Trial begins for HDP co-leader Selahattin Demirtas

by The Region   Getty Images  

 

On Thursday, the trial for the co-leader of Turkey's pro-minorities party, Selahettin Demirtas, began. He is being accused of having links to the Kurdistan Workers' Party (PKK). The Turkish State says that he faces up to 142 years in prison on two charges: "managing a terror organisation" and "making propaganda for a terror group." Critics of the Erdogan regime, however, believe that these accusations are a facade covering an attempt by the ruling AKP (Justice and Development party) to stifle its critics.   

His trial took place at Sincan prison complex in Ankara. Demirtas was not present. He is being held in Edirne, in the northwest of Turkey. Alongside Demirtas, nine HDP members of parliament are still being held in prison, including former co-chair Figen Yuksekdag. 

Before being imprisoned, Selahattin Demirtas was one of Erdogan's biggest rivals. His skills in oratory were matched to none and as one AFP columnist put it, his charisma was comparable to "the firebrand Turkish head of state."

In June 2015, he led the Peoples' Democratic Party, a pro-Kurdish, pro-minorities, and pro-LGBT party to surpass the 10 percent threshold for entering parliament. The HDP won the support of many Kurds, Turkish leftists and liberals. It also played a monumental role in trying to broker peace between the PKK and the Turkish Government, both of whom entered into a peace process starting in 2012.

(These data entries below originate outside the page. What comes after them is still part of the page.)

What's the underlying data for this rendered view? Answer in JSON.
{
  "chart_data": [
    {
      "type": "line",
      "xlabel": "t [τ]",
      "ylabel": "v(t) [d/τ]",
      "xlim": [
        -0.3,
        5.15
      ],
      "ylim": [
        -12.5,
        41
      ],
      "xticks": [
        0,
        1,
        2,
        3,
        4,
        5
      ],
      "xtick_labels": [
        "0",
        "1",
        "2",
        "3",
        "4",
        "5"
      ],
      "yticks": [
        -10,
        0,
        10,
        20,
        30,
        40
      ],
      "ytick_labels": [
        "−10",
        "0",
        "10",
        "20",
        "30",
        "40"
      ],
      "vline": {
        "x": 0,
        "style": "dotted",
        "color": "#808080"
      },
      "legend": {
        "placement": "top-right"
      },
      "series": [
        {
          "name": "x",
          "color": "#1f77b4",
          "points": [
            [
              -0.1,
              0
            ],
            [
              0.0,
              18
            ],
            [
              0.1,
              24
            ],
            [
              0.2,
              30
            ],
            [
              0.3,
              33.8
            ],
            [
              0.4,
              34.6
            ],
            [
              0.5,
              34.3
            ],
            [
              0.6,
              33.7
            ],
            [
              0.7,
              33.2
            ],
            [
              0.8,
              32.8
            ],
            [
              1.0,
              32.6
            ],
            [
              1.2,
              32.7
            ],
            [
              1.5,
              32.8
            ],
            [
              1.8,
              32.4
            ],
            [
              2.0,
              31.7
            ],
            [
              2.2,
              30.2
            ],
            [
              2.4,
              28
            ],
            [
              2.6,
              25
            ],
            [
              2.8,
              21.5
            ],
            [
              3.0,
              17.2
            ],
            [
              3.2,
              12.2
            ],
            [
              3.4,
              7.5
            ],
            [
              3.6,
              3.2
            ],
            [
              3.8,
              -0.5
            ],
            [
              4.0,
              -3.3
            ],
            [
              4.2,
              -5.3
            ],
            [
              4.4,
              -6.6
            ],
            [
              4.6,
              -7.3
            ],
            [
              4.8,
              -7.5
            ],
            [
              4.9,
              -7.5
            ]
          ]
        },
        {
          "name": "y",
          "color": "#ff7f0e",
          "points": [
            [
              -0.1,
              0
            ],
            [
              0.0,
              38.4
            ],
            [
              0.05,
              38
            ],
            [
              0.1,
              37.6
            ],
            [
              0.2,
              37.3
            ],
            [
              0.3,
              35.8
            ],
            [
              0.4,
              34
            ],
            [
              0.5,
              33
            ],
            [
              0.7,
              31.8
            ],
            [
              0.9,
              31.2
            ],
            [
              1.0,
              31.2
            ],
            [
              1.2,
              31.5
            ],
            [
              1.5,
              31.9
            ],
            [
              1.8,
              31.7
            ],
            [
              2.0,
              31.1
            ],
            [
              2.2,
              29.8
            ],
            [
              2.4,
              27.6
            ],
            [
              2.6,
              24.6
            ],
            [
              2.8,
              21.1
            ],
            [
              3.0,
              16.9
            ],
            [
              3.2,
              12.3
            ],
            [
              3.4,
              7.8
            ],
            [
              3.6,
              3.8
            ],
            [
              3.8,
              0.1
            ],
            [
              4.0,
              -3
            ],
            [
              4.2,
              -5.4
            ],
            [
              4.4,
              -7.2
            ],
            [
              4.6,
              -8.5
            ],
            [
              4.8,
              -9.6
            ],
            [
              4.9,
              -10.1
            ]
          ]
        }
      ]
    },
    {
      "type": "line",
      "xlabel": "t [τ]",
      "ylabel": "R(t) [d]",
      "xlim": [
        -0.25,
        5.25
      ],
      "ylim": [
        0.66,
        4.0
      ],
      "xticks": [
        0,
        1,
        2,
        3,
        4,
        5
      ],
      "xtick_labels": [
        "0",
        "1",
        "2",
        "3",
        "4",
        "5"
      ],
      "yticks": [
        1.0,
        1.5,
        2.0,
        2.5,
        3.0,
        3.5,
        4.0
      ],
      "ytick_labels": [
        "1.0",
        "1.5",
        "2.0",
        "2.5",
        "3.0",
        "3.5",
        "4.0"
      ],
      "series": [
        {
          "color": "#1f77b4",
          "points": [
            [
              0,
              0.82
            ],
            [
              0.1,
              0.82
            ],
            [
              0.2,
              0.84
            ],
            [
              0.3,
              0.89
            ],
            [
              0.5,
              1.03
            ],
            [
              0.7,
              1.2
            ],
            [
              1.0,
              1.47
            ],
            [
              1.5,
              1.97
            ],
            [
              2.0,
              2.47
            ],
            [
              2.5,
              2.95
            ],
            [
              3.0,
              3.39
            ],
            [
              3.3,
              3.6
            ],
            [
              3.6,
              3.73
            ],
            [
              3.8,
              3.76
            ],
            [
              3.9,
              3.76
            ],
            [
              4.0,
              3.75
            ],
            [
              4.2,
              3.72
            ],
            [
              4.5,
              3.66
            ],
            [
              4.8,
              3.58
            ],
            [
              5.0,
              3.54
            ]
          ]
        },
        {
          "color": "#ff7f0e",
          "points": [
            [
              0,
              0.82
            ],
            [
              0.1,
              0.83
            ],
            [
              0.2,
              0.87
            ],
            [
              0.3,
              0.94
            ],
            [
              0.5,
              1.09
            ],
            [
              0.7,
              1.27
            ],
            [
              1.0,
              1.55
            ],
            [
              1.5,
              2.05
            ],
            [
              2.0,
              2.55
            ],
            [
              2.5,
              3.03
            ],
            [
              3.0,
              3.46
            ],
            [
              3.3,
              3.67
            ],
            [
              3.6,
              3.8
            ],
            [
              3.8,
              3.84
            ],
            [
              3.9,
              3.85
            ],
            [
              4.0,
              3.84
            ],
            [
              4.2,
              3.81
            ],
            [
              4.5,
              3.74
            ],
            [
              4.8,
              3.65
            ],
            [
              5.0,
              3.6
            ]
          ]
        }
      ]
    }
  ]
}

On July 29th however, then deputy prime minister Yalcin Akdogan said on television that the attempt by Demirtas and the HDP to stand up to Erdogan's ambition for a presidential system was an attack on the peace process itself. Since then, some commentators have believed that the HDP, and Demirtas, are being punished for threatening the political objectives of the ruling AKP.